Computational and data considerations - Building the tool graph and refining edges with an LLM across >30k tools and >1k domains can be compute‑intensive (Section 2.1). The paper does not report the cost/time of environment construction. - Simulated user quality: outcomes depend on how well the simulated user reflects realistic intents and feedback; details of user simulation are not deeply quantified (Figure 2 provides the conceptual flow).
Methodological trade‑offs - Filtering keeps some trajectories with intermediate errors to improve robustness (Section 3.1). While sensible, it can introduce noisy supervision if the final success masks brittle behavior. - The masked loss (Equation (2)) does not directly optimize tool‑response interpretation quality; it relies on conditioning on tool outputs without supervising them, which may limit learning to detect tool-response anomalies.

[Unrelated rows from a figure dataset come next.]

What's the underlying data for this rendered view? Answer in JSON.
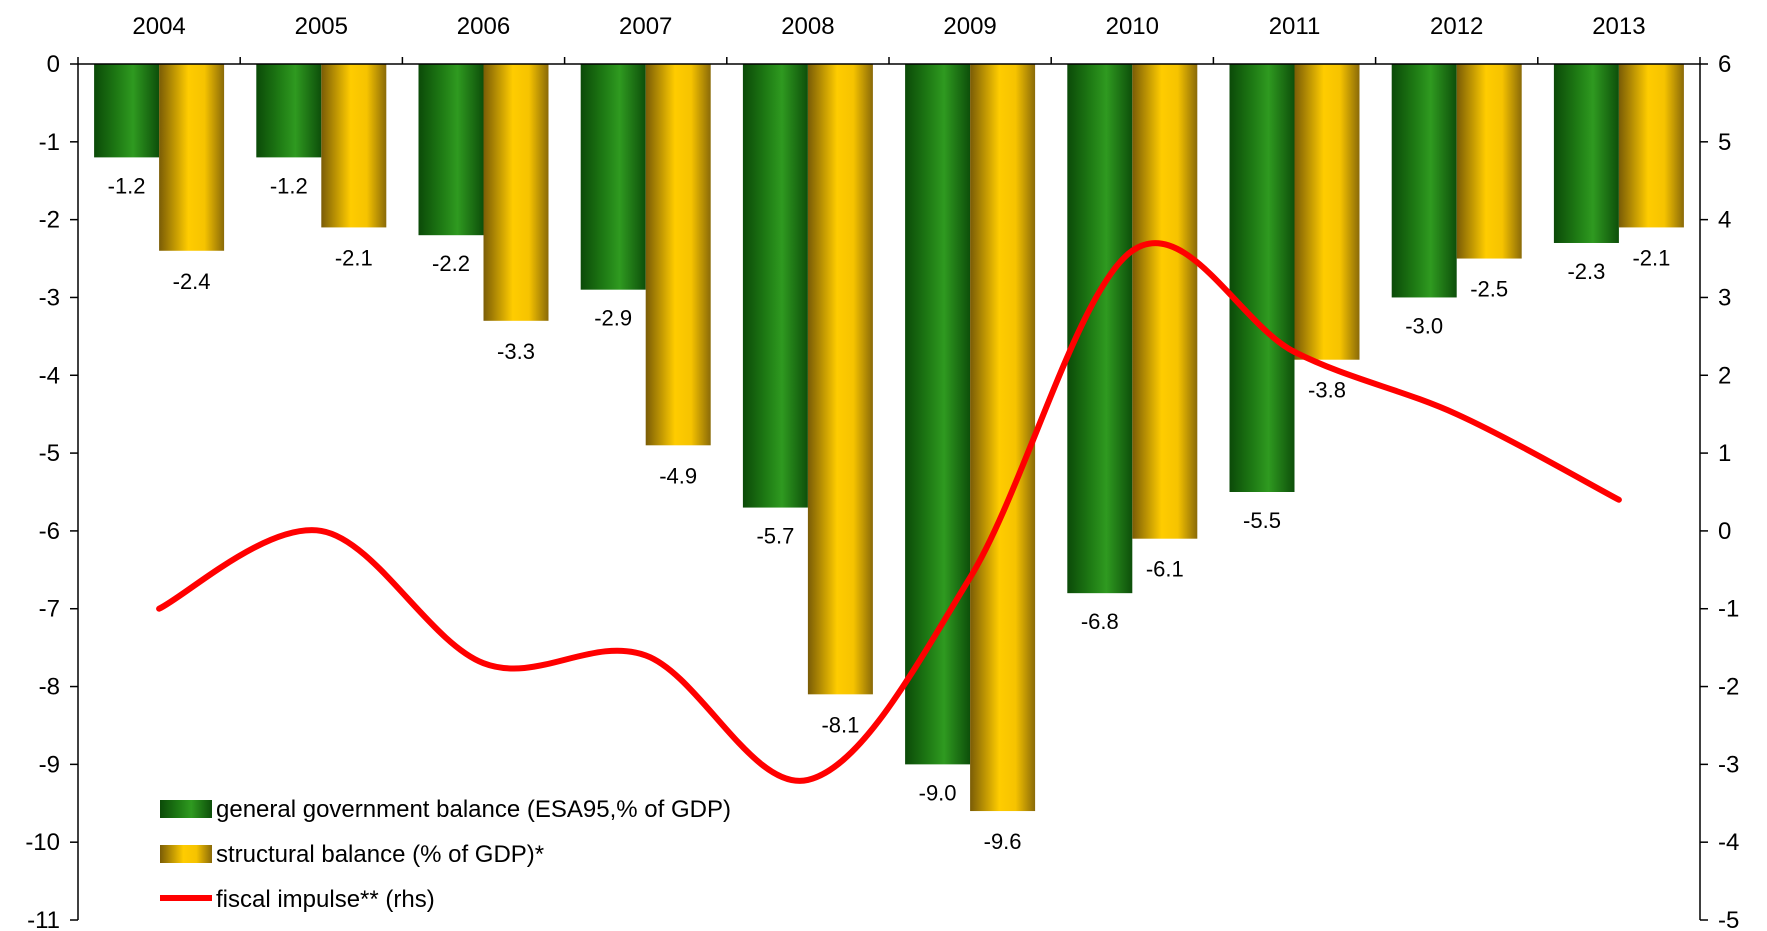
{
  "chart_data": {
    "type": "bar",
    "categories": [
      "2004",
      "2005",
      "2006",
      "2007",
      "2008",
      "2009",
      "2010",
      "2011",
      "2012",
      "2013"
    ],
    "series": [
      {
        "name": "general government balance (ESA95,% of GDP)",
        "kind": "bar",
        "axis": "left",
        "values": [
          -1.2,
          -1.2,
          -2.2,
          -2.9,
          -5.7,
          -9.0,
          -6.8,
          -5.5,
          -3.0,
          -2.3
        ],
        "labels": [
          "-1.2",
          "-1.2",
          "-2.2",
          "-2.9",
          "-5.7",
          "-9.0",
          "-6.8",
          "-5.5",
          "-3.0",
          "-2.3"
        ],
        "color": "#1e7a14"
      },
      {
        "name": "structural balance (% of GDP)*",
        "kind": "bar",
        "axis": "left",
        "values": [
          -2.4,
          -2.1,
          -3.3,
          -4.9,
          -8.1,
          -9.6,
          -6.1,
          -3.8,
          -2.5,
          -2.1
        ],
        "labels": [
          "-2.4",
          "-2.1",
          "-3.3",
          "-4.9",
          "-8.1",
          "-9.6",
          "-6.1",
          "-3.8",
          "-2.5",
          "-2.1"
        ],
        "color": "#f2c200"
      },
      {
        "name": "fiscal impulse** (rhs)",
        "kind": "line",
        "axis": "right",
        "values": [
          -1.0,
          0.0,
          -1.7,
          -1.6,
          -3.2,
          -0.6,
          3.6,
          2.3,
          1.5,
          0.4
        ],
        "color": "#ff0000"
      }
    ],
    "ylim": [
      -11,
      0
    ],
    "y2lim": [
      -5,
      6
    ],
    "yticks": [
      "0",
      "-1",
      "-2",
      "-3",
      "-4",
      "-5",
      "-6",
      "-7",
      "-8",
      "-9",
      "-10",
      "-11"
    ],
    "y2ticks": [
      "6",
      "5",
      "4",
      "3",
      "2",
      "1",
      "0",
      "-1",
      "-2",
      "-3",
      "-4",
      "-5"
    ],
    "xaxis_position": "top",
    "legend": "bottom-left",
    "grid": false
  }
}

Model scale and learning paradigms - Current validated upper bound is 30B parameters (Limitations). Effects at 200B+ or trillion‑scale are untested. - No reinforcement learning (RL) yet, despite the environment being “RL‑ready” (Limitations).
7. Implications and Future Directions¶
How this work changes the landscape - It reframes agent training around scalable, verifiable environment construction rather than around rare real‑world logs or fragile LLM‑simulated tool responses. - It demonstrates that compact models (4B–30B) can acquire strong tool‑use competence when trained on high‑fidelity simulated experiences, potentially lowering the barrier for on‑device or latency‑sensitive applications.

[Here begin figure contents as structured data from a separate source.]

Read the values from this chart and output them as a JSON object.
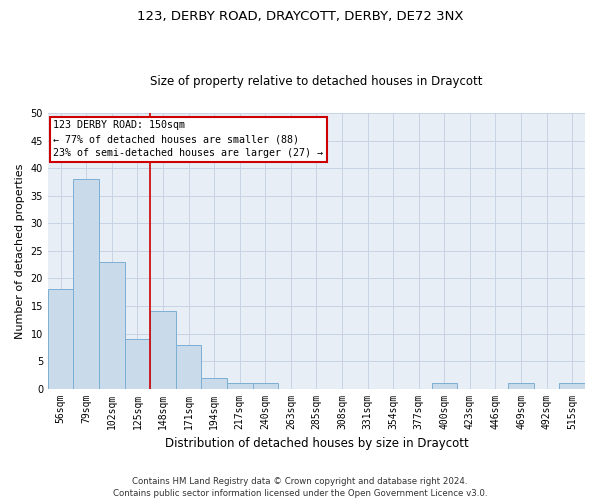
{
  "title1": "123, DERBY ROAD, DRAYCOTT, DERBY, DE72 3NX",
  "title2": "Size of property relative to detached houses in Draycott",
  "xlabel": "Distribution of detached houses by size in Draycott",
  "ylabel": "Number of detached properties",
  "bin_labels": [
    "56sqm",
    "79sqm",
    "102sqm",
    "125sqm",
    "148sqm",
    "171sqm",
    "194sqm",
    "217sqm",
    "240sqm",
    "263sqm",
    "285sqm",
    "308sqm",
    "331sqm",
    "354sqm",
    "377sqm",
    "400sqm",
    "423sqm",
    "446sqm",
    "469sqm",
    "492sqm",
    "515sqm"
  ],
  "bar_values": [
    18,
    38,
    23,
    9,
    14,
    8,
    2,
    1,
    1,
    0,
    0,
    0,
    0,
    0,
    0,
    1,
    0,
    0,
    1,
    0,
    1
  ],
  "bar_color": "#c9daea",
  "bar_edge_color": "#7bafd4",
  "vline_color": "#cc0000",
  "vline_x_index": 3.5,
  "annotation_line1": "123 DERBY ROAD: 150sqm",
  "annotation_line2": "← 77% of detached houses are smaller (88)",
  "annotation_line3": "23% of semi-detached houses are larger (27) →",
  "annotation_box_color": "#cc0000",
  "ylim": [
    0,
    50
  ],
  "yticks": [
    0,
    5,
    10,
    15,
    20,
    25,
    30,
    35,
    40,
    45,
    50
  ],
  "grid_color": "#c8d4e4",
  "bg_color": "#e8eef6",
  "title1_fontsize": 9.5,
  "title2_fontsize": 8.5,
  "xlabel_fontsize": 8.5,
  "ylabel_fontsize": 8,
  "tick_fontsize": 7,
  "footnote": "Contains HM Land Registry data © Crown copyright and database right 2024.\nContains public sector information licensed under the Open Government Licence v3.0."
}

What it enables next - RL on top of simulated environments - The pipeline’s determinism and low latency make it ideal for policy-gradient style training, preference learning for tool plans, or curriculum learning over tool-graph difficulty (Limitations; Conclusion). - Tackling long‑horizon tool use - Incorporate planning modules, hierarchical policies, or search over tool graphs; augment the sampler with constraints to encourage diverse yet optimal plans (Figure 5 diagnosis). - Multi-modality and real‑world deployment - Extend schemas and tools to cover vision, speech, and sensor streams; progressively “swap in” real MCP servers for subsets of tools to bridge sim‑to‑real.
Practical applications - Enterprise operations: customer support, order management, and scheduling (τ‑bench domains) with verifiable action traces. - Agent evaluation and data generation platforms: a drop‑in environment builder to synthesize diverse, testable tool-use tasks for training/evaluation at scale. - Safety and reliability: state‑based verification and exact‑match filters can be adapted as guardrails and auditing tools for production agents.

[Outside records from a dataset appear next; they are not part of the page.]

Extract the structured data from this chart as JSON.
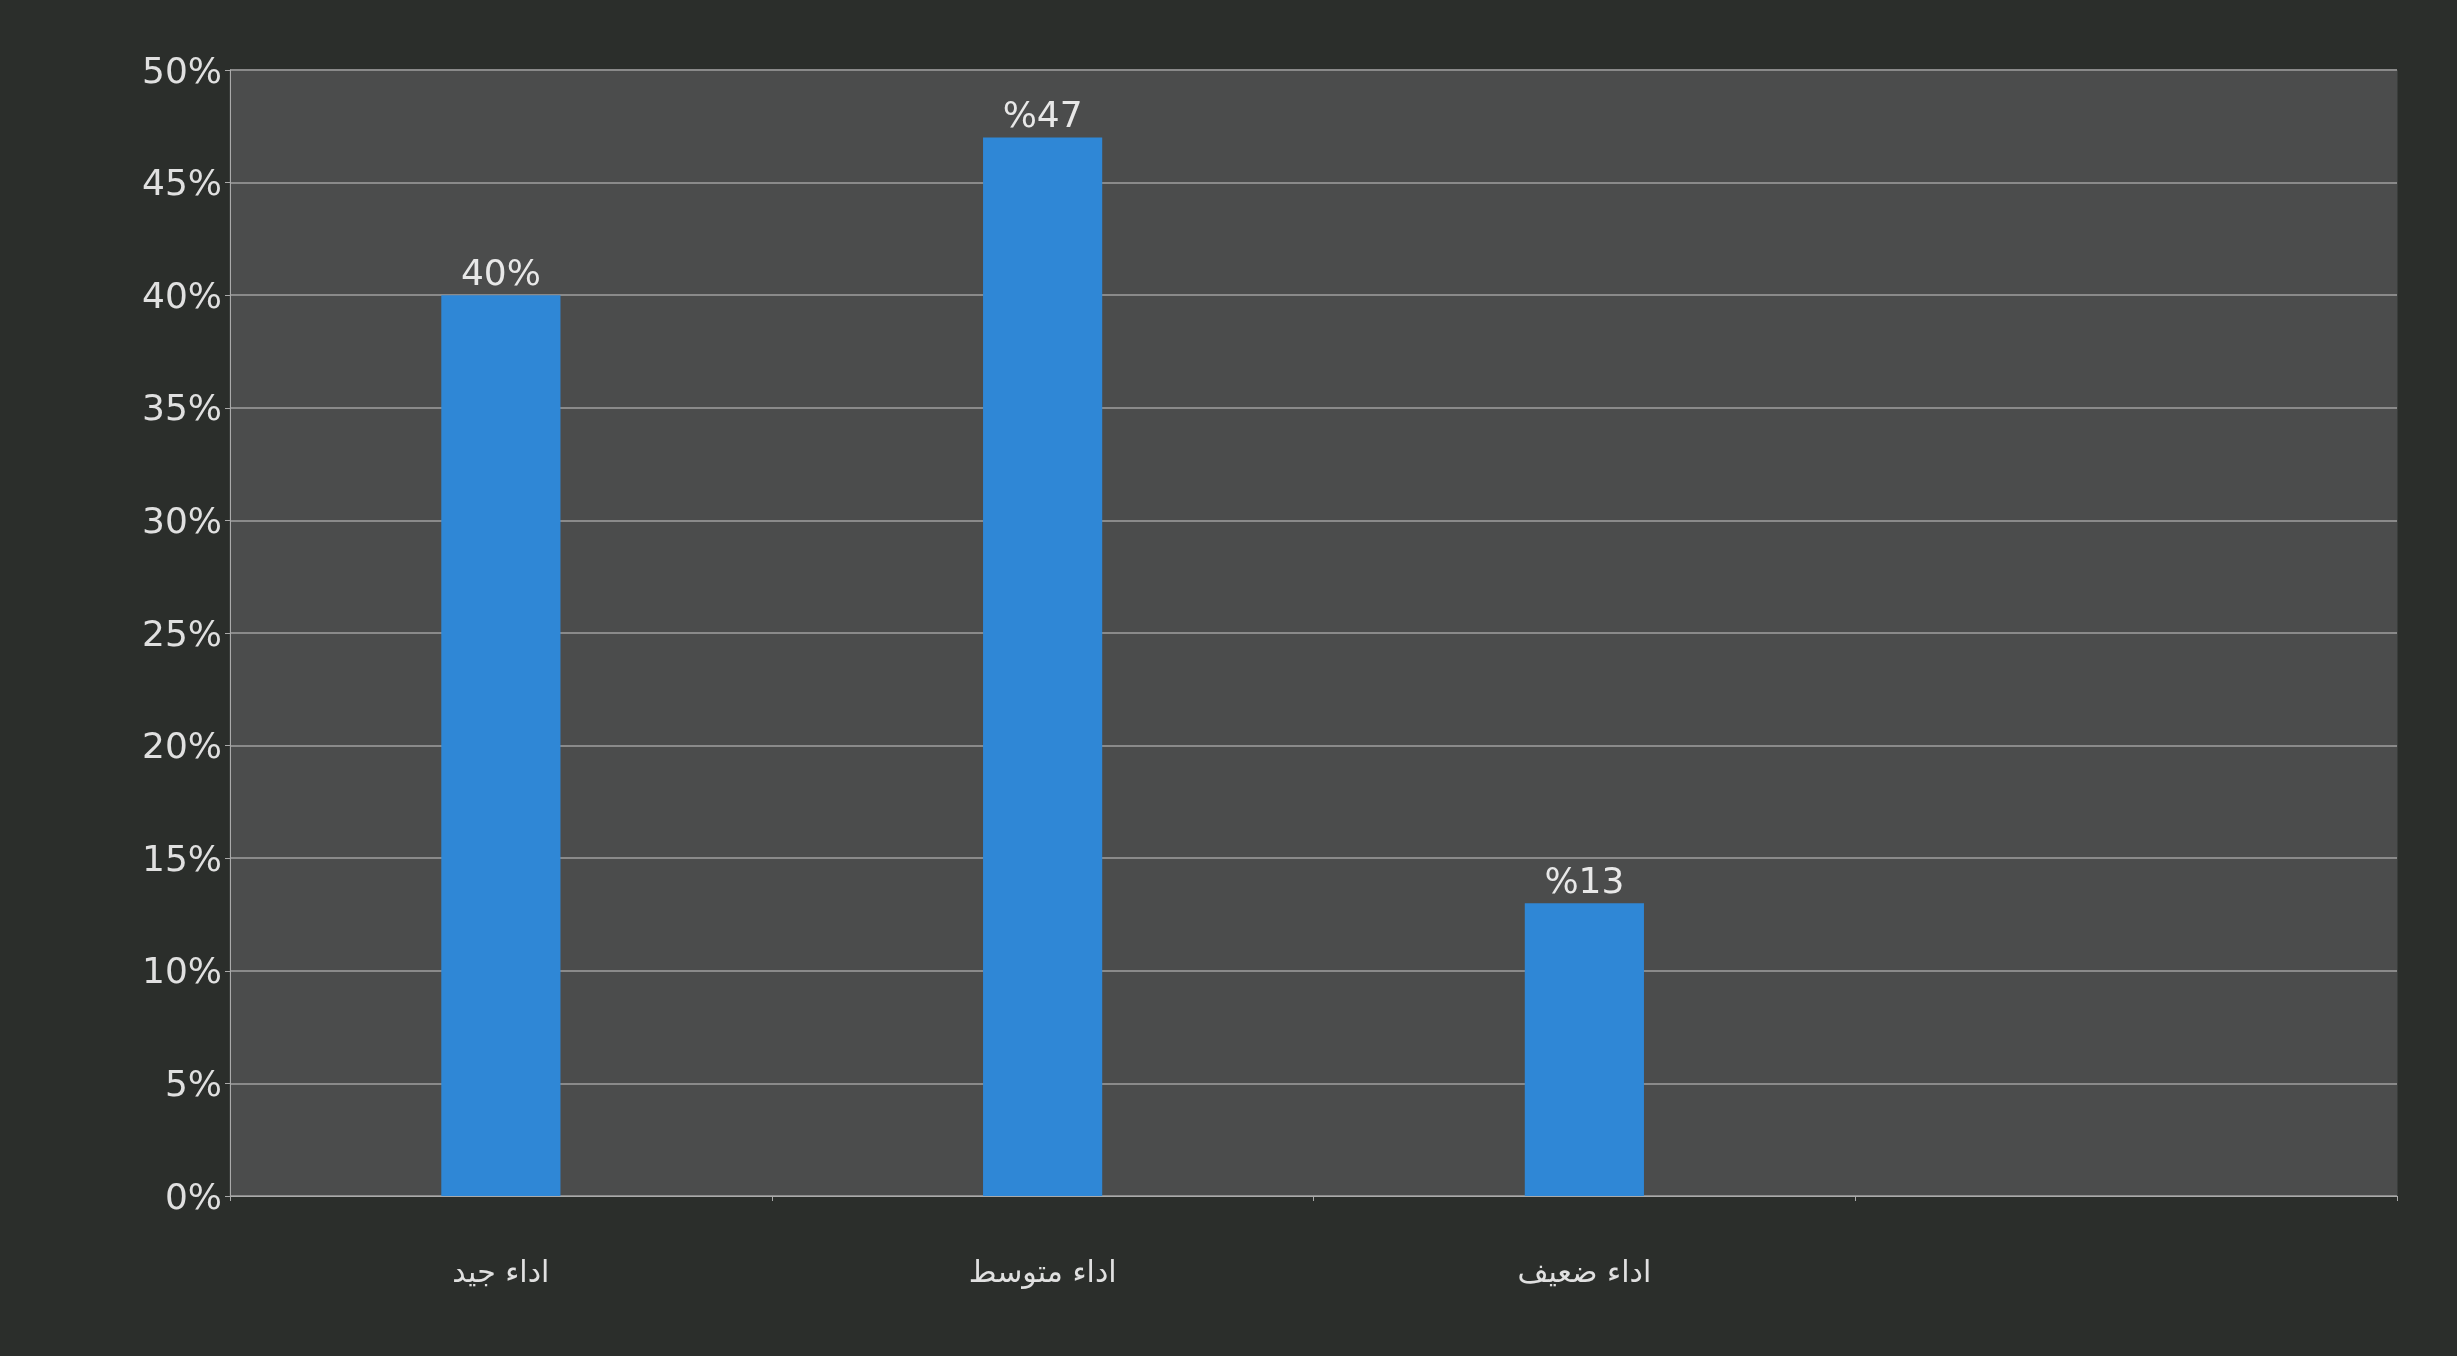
{
  "chart_data": {
    "type": "bar",
    "categories": [
      "اداء جيد",
      "اداء متوسط",
      "اداء ضعيف",
      null
    ],
    "values": [
      40,
      47,
      13,
      null
    ],
    "color": "#2f87d6",
    "value_labels": [
      "40%",
      "%47",
      "%13",
      null
    ],
    "ylim": [
      0,
      50
    ],
    "yticks": [
      {
        "value": 0,
        "label": "0%"
      },
      {
        "value": 5,
        "label": "5%"
      },
      {
        "value": 10,
        "label": "10%"
      },
      {
        "value": 15,
        "label": "15%"
      },
      {
        "value": 20,
        "label": "20%"
      },
      {
        "value": 25,
        "label": "25%"
      },
      {
        "value": 30,
        "label": "30%"
      },
      {
        "value": 35,
        "label": "35%"
      },
      {
        "value": 40,
        "label": "40%"
      },
      {
        "value": 45,
        "label": "45%"
      },
      {
        "value": 50,
        "label": "50%"
      }
    ],
    "grid": "y"
  }
}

Representative supporting quotes and pointers - On environment abstraction and verification:
“each function … can be assigned an operator type … over the database D … enabling verifiability at both the environment level and the tool‑argument response level.” (Section 2; Figure 1) - On the graph-based domain scaling: Equation (1) defines edges via parameter‑similarity; domains come from Louvain community detection with an LLM refinement pass. (Section 2.1) - On training supervision: Equation (2) masks human text and tool responses, optimizing only assistant tool calls and replies while conditioning on the rest. (Section 3.2) - On main results: Table 1:
AgentScaler‑30B‑A3Bachieves ACEBench‑en Overall 75.7 and τ²‑Bench Retail/Airline/Telecom 70.2/60.0/55.3, competitive with much larger open models. - On stability and long‑horizon challenges: Figure 4 showspass^kdeclines with k but AgentScaler is consistently above its Qwen3 base; Figure 5 shows accuracy decreases as tool‑call counts increase.
In sum, AgentScaler delivers a principled, scalable route to train and evaluate tool‑using agents by turning the “environment” into a first‑class, verifiable object. The combination of environment scaling, trajectory filtering anchored in state verification, and two‑stage training yields strong empirical gains, especially for smaller models, and opens the door to RL, longer‑horizon planning, and sim‑to‑real deployment pipelines.